New-York Melody, film américain en ce moment sur les écrans, est une aimable bluette riche d’enseignements sur la nouvelle industrie musicale : une jeune chanteuse de folk en déveine rencontre un « producteur » encore plus en déveine. Miracle ! À eux deux, ils arrivent à composer et surtout à produire un album qui, on le devine, lancera la carrière de l’artiste. Pour notre propos, l’intéressant est l’autoproduction du disque et le court-circuitage des grandes maisons d’édition grâce à la diffusion directe sur le web.

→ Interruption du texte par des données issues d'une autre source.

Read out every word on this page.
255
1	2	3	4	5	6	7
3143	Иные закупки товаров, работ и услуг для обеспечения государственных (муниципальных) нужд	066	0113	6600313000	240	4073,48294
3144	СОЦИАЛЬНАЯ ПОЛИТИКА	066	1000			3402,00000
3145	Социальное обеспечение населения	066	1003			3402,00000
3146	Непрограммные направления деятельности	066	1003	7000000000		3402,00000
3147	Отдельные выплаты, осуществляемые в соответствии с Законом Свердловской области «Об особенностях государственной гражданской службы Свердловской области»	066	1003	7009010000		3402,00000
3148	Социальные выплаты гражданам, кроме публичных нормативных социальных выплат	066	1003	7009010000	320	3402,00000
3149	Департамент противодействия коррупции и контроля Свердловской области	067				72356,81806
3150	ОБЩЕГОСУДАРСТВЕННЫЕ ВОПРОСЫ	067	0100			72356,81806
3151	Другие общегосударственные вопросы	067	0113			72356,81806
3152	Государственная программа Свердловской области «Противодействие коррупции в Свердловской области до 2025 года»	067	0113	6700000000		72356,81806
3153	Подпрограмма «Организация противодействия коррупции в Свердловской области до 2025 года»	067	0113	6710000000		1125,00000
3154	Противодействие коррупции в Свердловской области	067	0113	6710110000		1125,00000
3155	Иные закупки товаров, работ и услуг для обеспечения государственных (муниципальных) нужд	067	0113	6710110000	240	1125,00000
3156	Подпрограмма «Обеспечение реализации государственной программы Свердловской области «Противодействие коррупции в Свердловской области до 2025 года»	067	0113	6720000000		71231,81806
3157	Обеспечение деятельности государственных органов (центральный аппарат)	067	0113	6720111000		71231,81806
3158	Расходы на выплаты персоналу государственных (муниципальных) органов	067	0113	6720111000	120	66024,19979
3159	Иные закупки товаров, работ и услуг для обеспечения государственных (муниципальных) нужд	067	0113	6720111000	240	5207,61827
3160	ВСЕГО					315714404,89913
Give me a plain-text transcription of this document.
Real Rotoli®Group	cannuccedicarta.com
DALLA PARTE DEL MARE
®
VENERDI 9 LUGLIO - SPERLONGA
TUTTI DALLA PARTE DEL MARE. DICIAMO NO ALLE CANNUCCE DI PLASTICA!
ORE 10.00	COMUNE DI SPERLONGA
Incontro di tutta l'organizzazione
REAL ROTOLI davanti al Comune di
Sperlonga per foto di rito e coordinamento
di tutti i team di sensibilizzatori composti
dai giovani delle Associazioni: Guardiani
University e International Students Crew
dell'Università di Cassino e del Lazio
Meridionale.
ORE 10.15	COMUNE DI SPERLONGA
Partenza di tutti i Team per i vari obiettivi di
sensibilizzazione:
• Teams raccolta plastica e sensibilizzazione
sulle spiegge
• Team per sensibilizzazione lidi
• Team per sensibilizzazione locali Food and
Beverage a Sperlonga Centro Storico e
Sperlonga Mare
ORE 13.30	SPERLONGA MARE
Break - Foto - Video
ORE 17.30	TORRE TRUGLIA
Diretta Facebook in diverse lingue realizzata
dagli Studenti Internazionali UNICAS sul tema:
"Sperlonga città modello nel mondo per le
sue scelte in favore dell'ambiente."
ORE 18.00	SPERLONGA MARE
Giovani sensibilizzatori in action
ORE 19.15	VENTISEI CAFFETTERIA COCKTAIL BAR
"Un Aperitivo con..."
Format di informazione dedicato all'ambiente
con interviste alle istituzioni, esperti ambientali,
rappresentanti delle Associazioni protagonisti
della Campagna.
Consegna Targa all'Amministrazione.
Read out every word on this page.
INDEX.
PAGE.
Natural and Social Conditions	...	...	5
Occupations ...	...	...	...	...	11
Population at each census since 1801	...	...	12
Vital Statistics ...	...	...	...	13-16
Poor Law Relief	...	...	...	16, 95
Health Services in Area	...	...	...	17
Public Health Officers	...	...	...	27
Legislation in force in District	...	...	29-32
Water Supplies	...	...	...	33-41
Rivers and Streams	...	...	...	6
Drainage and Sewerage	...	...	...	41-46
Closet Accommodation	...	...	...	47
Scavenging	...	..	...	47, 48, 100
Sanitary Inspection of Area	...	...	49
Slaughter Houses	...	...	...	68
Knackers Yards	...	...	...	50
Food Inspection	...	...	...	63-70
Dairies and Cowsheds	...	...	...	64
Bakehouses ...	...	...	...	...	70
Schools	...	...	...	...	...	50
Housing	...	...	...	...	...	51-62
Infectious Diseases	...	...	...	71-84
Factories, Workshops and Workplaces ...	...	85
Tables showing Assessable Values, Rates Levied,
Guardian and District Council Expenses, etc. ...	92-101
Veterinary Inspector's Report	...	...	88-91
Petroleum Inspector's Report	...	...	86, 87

Passons du disque au livre, avec la querelle qui oppose Amazon à Hachette aux États-Unis et au groupe Springer Verlag en Allemagne. Amazon exige de ces deux éditeurs le droit de fixer le prix de vente des e-books (je traduis pas i-livres), en pratique d’en baisser le prix considérablement.  Avec une bonne dose d’hypocrisie, Amazon bat le rappel des auteurs, en leur promettant à la fois une part plus grande des revenus et une diffusion accrue en raison d’un prix de vente plus bas. Les éditeurs résistent, on les comprend, parce qu’ils veulent éviter la cannibalisation de leurs ventes de livres papier, beaucoup plus rémunératrices. Les auteurs sont pris en étau dans ce conflit, puisque l’arme de pression d’Amazon sur les éditeurs consiste à ne plus référencer leurs ouvrages – c’est-à-dire ceux écrit par les auteurs – sur le site, ce qui occasionne une perte de revenus très importante pour les uns et les autres.

Les deux sujets sont liés. Dans les deux cas est advenu un choc technologique majeur, comparable selon certains à l’invention de l’imprimerie, à savoir la numérisation de l’écrit et de la musique. Le coût de duplication et donc de distribution des contenus est quasiment tombé à zéro. En ce qui concerne la musique, le coût de production a également considérablement chuté, sachant qu’on peut désormais installer chez soi un studio d’enregistrement de très bonne qualité. Le choc est advenu il y a une bonne décennie pour la musique ; il y a quelques années seulement pour le livre.

Ce qui explose, c’est le rôle économique de l’éditeur (ou producteur dans le cas de la musique, j’emploie les deux termes de façon synonyme). À l’origine, sinon historique du moins pratique, l’éditeur devait jouer un rôle d’agent au service de l’auteur (ou artiste dans le cas de la musique). Son rôle était de sélectionner, conseiller, inciter et discipliner l’auteur pour viser l’œuvre la meilleure ou la plus vendable, les deux critères ne s’excluant pas forcément. Il ajoutait une fonction de marketing et de préfinancement de l’artiste, avec des méthodes originales dont par exemple pour la musique des contrats d’exclusivité par lesquels un artiste à succès, obligé de rester dans l’écurie du producteur, subventionnait de facto le coût de recherche des jeunes talents, selon une sorte de mutualisation du risque artistique entre les générations d’artiste.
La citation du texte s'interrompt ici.